A better tell is the difference between the same model of phone with different storage sizes. A 512GB iPhone should take 2x as long to securely wipe compared to a 256GB one, assuming they’re actually overwriting the encrypted data with random noise.

> iPhones don’t have erase speeds of 12gigabit/s

It’s worth pointing out that a true secure delete is actually a write not a delete. But it’s true that your typical iPhone could not possibly overwrite its entire disk in 10s or so, although last time I did a reset it took much longer than that.
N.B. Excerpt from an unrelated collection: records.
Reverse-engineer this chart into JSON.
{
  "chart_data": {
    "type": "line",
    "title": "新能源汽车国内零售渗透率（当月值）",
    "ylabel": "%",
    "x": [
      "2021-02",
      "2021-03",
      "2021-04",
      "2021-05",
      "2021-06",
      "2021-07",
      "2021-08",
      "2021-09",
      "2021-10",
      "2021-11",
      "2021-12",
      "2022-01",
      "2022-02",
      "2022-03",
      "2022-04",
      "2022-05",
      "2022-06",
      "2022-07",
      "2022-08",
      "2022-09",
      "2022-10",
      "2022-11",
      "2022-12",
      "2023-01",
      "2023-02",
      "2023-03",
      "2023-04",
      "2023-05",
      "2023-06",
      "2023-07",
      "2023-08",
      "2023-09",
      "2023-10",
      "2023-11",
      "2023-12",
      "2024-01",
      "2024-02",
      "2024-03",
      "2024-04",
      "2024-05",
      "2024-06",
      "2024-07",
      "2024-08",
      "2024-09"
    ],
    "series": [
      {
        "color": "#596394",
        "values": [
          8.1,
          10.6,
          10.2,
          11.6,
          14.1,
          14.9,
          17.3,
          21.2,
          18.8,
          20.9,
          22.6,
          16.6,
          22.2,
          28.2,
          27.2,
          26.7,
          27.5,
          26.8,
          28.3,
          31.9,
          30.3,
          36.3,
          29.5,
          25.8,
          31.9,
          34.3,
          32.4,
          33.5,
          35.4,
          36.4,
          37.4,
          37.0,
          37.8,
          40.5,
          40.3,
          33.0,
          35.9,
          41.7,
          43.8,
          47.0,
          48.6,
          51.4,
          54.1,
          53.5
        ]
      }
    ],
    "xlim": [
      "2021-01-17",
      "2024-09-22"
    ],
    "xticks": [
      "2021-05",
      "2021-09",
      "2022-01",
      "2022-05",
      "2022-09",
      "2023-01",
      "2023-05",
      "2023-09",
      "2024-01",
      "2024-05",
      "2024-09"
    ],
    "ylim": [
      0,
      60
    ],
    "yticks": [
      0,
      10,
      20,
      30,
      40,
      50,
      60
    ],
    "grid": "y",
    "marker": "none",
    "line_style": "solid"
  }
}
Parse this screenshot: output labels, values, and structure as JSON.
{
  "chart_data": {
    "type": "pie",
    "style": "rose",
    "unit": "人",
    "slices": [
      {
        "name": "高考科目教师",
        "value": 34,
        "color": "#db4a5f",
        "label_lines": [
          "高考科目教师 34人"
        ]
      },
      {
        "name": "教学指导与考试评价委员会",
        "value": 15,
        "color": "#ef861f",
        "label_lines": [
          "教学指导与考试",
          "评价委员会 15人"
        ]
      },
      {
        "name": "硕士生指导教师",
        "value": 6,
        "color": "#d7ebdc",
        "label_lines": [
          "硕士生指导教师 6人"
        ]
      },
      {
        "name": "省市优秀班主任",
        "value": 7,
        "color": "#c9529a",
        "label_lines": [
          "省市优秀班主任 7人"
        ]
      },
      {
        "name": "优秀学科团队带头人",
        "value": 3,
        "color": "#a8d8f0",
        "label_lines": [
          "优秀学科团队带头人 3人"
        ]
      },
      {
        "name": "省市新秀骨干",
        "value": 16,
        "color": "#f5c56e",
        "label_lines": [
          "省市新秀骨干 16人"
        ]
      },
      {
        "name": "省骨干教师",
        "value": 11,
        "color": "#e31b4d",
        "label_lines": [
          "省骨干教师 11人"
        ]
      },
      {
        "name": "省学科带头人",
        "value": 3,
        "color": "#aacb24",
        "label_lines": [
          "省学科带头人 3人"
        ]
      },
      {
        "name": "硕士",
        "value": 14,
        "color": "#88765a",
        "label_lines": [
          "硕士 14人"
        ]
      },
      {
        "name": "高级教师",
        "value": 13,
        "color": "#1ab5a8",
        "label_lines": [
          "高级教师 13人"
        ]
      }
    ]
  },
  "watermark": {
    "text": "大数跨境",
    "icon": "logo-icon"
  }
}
> This is incorrect. Secure deletion should cover the entire disk no matter how much data was used before, in order to deny an attacker any information or to guide their recovery efforts. I would absolutely expect a secure deletion process to take the exact same amount of time regardless of how much data is used.

That's a fair point. Still, mobile devices typically employ FDE to avoid the need for scribbling over the entire flash (also improves the lifetime of the flash in that way).

> It’s worth pointing out that a true secure delete is actually a write not a delete

Flash storage doesn't work that way unless you're referring to something else. To write a block you have to erase it first (makes the block all 1s or all 0s depending on the chip). An update of a block is technically then a read/erase/modify/write (although flash translation layers will elide the first 3 steps by writing to a free block & marking the old one as GC'able). Writing random patterns into flash to my knowledge generally isn't needed anyway as it was with magnetic storage. The only purpose of writing in a secure erase scenario is to try to overwhelm the flash translation layer to force every block to be touched.

> although last time I did a reset it took much longer than that.

I haven't profiled it, but any slowness erasing an iOS device is probably because the flash storage backing the secure element is optimized for reads rather than writes. Additionally, it may be erasing various metadata/caches in the OS storage that aren't covered by the encryption key.